ERDOĞAN “14’E TEK” MAÇ YAPTI…
Cumhurbaşkanlığı seçimleri öncesinde çeşitli araştırma şirketlerinin yaptığı anketlerde ANDY-AR gerçeğe en yakın sonucu çıkardı. Uzman Araştırmacı Faruk Acar tarafından 1999 yılında kurulan ANDY-AR hata payını yüzde 2,0 olarak belirleyerek Recep Tayyip Erdoğan’ı yüzde 53,0, Ekmeleddin İhsanoğlu’nun yüzde 37,9 ve Selahattin Demirtaş’ın oy oranını ise 9,1 olarak açıklamıştı. Şirket 27 ilde yüz yüze yöntemiyle 3 bin 283 denek ile çalıştı. Aldıkları başarılı sonucu AKŞAM’a değerlendiren Acar ‘İşin sırrı objektif olmakta’ diyor. Acar, “Erdoğan seçimde 14’e karşı tek hareket etti. Bir başka deyişle ben ve hepiniz maç yapalım diyerek herkesi karşısına aldı. Hedefinde de başarılı oldu. Ekmeleddin İhsanoğlu, tatilcileri sandığa götürecek bir heyecan ve üslup yaratamadı. Erdoğan’ın zaten kazanacak algısı olması nedeniyle yüzde 15’lik bir seçmen sandık başına gitmedi” diye konuştu.
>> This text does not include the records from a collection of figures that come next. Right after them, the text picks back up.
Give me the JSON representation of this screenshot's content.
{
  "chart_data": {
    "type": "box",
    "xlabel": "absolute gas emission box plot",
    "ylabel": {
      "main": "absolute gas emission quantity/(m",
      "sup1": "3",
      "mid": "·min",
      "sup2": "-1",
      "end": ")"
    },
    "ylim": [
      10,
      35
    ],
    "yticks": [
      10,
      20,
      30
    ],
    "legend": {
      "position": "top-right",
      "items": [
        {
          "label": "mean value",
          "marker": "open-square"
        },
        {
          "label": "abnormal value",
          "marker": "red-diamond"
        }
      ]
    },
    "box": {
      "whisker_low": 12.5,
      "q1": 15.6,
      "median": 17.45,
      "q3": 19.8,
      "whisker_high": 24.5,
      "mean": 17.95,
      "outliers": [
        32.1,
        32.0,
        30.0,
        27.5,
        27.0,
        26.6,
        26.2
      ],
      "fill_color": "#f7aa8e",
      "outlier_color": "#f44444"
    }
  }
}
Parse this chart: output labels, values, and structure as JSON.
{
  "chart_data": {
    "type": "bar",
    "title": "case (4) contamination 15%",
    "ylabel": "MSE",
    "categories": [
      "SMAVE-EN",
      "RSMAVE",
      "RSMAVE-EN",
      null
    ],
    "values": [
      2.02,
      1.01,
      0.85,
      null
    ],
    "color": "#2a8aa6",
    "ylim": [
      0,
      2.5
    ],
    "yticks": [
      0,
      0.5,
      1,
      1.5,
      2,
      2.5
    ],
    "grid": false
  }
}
SİYASET BOŞLUK KALDIRMAZ TASLAR YERİNE OTURACAK…
Seçilmiş Cumhurbaşkanı ve Başbakan Erdoğan, Cumhurbaşkanı Abdullah Gül’ün devir teslimin ardından AK Parti’ye geri dönmesine mani bir durumun bulunmadığını söyledi. Başbakan, 27 Ağustos’ta toplanacak olağanüstü kongre ile ilgili olarak da “siyaset boşluk kaldırmaz” dedi. Cumhurbaşkanı Abdullah Gül’ün Çankaya Köşkü’nde verdiği veda resepsiyonuna katılan Başbakan Erdoğan, basın mensuplarının sorularını cevaplandırdı. Erdoğan, AK Parti Olağanüstü Kongresi ile ilgili olarak, “Ayın 27’sindeki olağanüstü kongre ile birlikte normal büyük kongreye kadar partimizde yönetim değişikliği olmayacak. Olağanüstü kongre tek gündemle genel başkanlık seçimi için toplanacak. Sadece genel başkanlık seçimi yapılacak” dedi. Başbakan Erdoğan, Cumhurbaşkanı Abdullah Gül’ün AK Parti’ye geri dönse de başbakan olamayacağının hatırlatılması üzerine de şunları söyledi: “Abdullah Bey’in partiye dönmesine devir teslimden sonra mani hiçbir hal yok. Siyaset biliyorsunuz boşluk kabul etmez. Bir de tabi partinin başında ayrı kişi, başbakanlıkta ayrı kişi, bu yanlış olaydır. Yanlış bir süreçtir. Onun için biraz da gelecek noktasında inanıyorum ki partide taşlar yerine daha iyi oturacaktır. Abdullah Bey’in partisine, partimize bundan sonra dönmesinden daha doğal, daha tabi hiçbir şey olamaz. Böyle bir adımı atması da doğaldır” diye konuştu. Erdoğan, kabine değişikliği ile ilgili sorulara da “çok erken” cevabını verdi.